Part of that effort resulted in the addition of Outlook Managed
Add-ins
to Visual Studio 2005 Tools for
Office.
However, the VSTO team’s primary deliverable was an add-in loader that
enforced security, enabled shutdown unloading and provided a better
startup/shutdown developer experience that IDTExtensibility2. (Check out
the VSTO Outlook Architecture
document
for more details.) While those are important fundamentals that needed to
be gotten right, VSTO Outlook doesn’t provide much in the way of tools
or guidance for building Outlook add-ins that leverage managed forms and
controls or integrate with your back end systems. That’s where the CRM
Integration for Outlook
sample
comes in.
What we’ve built is a sample application that surfaces CRM style data
inside of Outlook. Outlook is the natural home for your calendar and
your personal contacts. Why not make it the natural home for your
customer contacts, activities and opportunities as well? As part of the
demo project we’ve implemented:
- Using Windows Forms for editing custom items. Check out this
screenshot.
The Activity form is a standard managed Windows Forms form, not an
Outlook custom form.
- Using a Windows Forms user control as a folder home page. Here’s a
screenshot
of the “CRM Today” page. Again, that’s a standard managed Windows
Forms user control.
- A framework for adding menu items and toolbars. In Outlook, the
developer has to manage adding the custom toolbars and menu to each
explorer and inspector window themselves. With our sample, we built
a framework to handle that for you.
- Using SQL Express as a local cache of CRM data. It turns out that
for many scenarios, storing a copy of all the back-end data directly
in Outlook is a bad idea. First, it increases the size of the users
mailbox, requiring more storage on the Exchange server. Furthermore,
any custom data in Outlook has to be synced twice – once from the
back end system to Outlook on the desktop, then from Outlook back to
Exchange. By minimizing the amount of back-end data stored in
Outlook proper, we reduce the mailbox size and sync bandwidth needs.

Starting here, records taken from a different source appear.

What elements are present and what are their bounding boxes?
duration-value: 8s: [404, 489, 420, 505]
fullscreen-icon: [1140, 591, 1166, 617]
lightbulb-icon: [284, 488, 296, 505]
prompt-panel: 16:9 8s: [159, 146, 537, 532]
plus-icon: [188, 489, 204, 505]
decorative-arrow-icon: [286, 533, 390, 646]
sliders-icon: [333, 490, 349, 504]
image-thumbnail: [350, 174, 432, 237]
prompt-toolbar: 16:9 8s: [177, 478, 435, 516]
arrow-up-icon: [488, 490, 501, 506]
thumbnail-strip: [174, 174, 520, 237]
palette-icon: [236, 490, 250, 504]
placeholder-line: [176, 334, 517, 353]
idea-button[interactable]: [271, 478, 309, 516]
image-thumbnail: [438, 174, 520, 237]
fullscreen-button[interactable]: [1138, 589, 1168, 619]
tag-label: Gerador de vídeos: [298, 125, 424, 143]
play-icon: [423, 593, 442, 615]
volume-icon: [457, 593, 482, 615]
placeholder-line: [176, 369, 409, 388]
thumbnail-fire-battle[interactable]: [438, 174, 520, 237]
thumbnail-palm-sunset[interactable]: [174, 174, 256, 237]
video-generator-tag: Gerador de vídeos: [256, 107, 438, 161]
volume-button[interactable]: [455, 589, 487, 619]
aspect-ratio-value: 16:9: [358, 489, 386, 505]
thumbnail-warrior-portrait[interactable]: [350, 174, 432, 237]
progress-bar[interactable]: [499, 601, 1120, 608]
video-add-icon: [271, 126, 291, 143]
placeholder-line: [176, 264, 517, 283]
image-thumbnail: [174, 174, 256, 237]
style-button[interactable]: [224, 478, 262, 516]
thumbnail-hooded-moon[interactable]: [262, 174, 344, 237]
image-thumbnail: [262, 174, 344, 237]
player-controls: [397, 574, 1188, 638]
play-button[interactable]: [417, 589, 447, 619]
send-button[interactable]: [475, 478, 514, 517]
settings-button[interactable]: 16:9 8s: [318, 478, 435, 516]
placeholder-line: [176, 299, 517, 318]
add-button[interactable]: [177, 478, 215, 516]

In both the above screenshots, the displayed data is coming out of
the local SQL Express instance, not Outlook.
- Having two separate storage locations (Outlook & SQL Express) means
having to sync between them. We’ve built a local sync engine that
can sync both individual items between Outlook and SQL Express as
well as a collection of items between SQL Express and a given
Outlook folder.
- Finally, there are some utility classes to make it easier to deal
with Outlook folders and items. Of primary note is the ItemAdapter
class which provides a pseudo base class for Outlook items
(appointments, emails, tasks, etc). Those items all have a set of
similar properties and methods, but don’t have a common base class
so they can’t be treated polymorphicaly. ItemAdapter uses runtime
reflection to implement those common operations without needing to
cast to the concrete Outlook item type.
Check out the Architecture Design
Guide,
as well as the Outlook Customization
Guide
and the Local Sync Engine
Guide
up on the Solution Architecture Center. You can also pick up the source
code.
Also, I spun up a GDN
Workspace so we can
have a discussion
forum
and to track bugs and
requests.
Going forward, I’m going to be focusing on the remote data sync story
for this scenario. Among other responsibilities, I “own” the Data pillar
of our Connected Systems
model
so this dovetails nicely. You’ll note above that while we have a local
sync engine in the sample, we don’t have any way to move the data back
and forth between the local copy in SQL Express and the remote copy in
the CRM back-end. We are working on some guidance around this right now,
but we didn’t want to hold up publishing the rest of the sample.
Frankly, it’s been nice to be involved with something so technical after
spending time on the marketing team. I’m pretty proud of the project and
I look forward to your feedback.
Update: Removed the link to the running demo as it’s been taken off
the download site for reasons I am not aware of. If you want the binary
and you don’t know how to compile it, drop me a mail.